Neunzert, Helmut; Prätzel-Wolters, Dieter:
Currents in Industrial Mathematics. From Concepts to Research to Education
Berlin: Springer, 2015
ISBN: 978-3-662-48257-5 (Print)
ISBN: 978-3-662-48258-2 (Online)
ISBN: 3-662-48258-4
Aufsatz in Buch
Fraunhofer ITWM ()
modeling; computer simulation; filtration; numerical algorithm

Finding advanced filtration and separation solutions is often critical for the development of highly efficient and reliable products and tools, as well as for ensuring a high quality of life. In fact, it is difficult to find an industry where filters do not play an important role. A car, for example, contains filters for transmission fluid, fuel, engine air, cabin air, coolant, and brake fluid. Furthermore, the quality of our drinking water, the treatment of wastewater, and the air we breathe all depend critically on filtration solutions. The filtration and purification business is expanding greatly, with scores of large companies and thousands of SMEs competing fiercely to develop better filters. Industrial demand for innovative filtration solutions is growing rapidly, along with a more intensive usage of Computer Aided Engineering (CAE) in filter design processes. Comprehensive mathematical studies need to be carried out to provide engineers with proper CAE tools and approaches. The solid-liquid and solid-gas separation processes discussed in this chapter are intrinsically multiscale, multiphysics processes. Dust particle and pore size in filter media may vary from the sub-micron scale to hundreds of microns, while a filter element may range from several centimeters to several meters in size. Depending on the operating conditions and the material properties, the filter media may behave as a rigid body or be deformable. This chapter provides an overview of the industrial and mathematical challenges in modeling and simulating filtration processes, along with a summary of the basic achievements of the Fraunhofer ITWM in this area.
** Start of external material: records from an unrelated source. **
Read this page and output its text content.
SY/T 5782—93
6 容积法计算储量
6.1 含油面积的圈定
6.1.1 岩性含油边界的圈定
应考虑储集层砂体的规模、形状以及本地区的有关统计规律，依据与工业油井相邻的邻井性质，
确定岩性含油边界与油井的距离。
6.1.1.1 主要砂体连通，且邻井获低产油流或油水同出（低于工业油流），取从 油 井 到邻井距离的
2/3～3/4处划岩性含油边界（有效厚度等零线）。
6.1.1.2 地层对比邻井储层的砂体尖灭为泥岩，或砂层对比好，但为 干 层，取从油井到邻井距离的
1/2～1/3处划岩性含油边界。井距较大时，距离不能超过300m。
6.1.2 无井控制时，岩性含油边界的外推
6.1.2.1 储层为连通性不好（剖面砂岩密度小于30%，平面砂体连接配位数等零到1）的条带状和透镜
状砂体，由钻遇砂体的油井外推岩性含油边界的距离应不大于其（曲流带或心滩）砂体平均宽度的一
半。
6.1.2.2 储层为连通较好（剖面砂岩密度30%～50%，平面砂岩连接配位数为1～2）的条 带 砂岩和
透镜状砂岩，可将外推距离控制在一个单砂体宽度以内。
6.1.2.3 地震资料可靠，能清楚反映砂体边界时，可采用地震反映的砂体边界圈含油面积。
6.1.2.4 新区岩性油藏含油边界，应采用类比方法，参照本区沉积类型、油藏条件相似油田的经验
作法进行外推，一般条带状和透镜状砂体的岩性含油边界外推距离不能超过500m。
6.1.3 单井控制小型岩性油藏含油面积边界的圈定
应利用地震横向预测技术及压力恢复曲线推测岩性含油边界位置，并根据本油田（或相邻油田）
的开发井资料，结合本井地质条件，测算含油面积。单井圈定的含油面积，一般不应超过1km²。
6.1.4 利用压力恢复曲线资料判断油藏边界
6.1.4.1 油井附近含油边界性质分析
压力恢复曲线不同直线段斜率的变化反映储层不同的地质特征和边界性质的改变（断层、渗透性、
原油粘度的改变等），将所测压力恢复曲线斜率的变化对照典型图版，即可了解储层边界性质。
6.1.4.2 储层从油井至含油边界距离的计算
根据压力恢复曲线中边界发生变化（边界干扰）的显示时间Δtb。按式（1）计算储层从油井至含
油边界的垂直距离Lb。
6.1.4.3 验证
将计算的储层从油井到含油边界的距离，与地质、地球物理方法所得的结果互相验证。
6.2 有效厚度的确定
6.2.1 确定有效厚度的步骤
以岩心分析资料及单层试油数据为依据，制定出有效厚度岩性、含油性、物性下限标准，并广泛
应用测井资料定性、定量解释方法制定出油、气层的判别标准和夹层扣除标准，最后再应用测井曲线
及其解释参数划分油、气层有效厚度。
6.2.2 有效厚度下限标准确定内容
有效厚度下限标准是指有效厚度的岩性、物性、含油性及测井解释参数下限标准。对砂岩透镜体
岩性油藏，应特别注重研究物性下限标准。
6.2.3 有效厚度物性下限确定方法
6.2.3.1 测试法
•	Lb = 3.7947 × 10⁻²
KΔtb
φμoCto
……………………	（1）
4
Approaches for the microscale (pore scale) and macroscale (filter element scale) investigation of filtration processes are discussed in detail, along with a recently developed method for treating the coupled multiscale filtration problem. Software tools developed in the last decade are described. Finally, some success stories are presented to illustrate the potential of industrial mathematics for solving practical problems.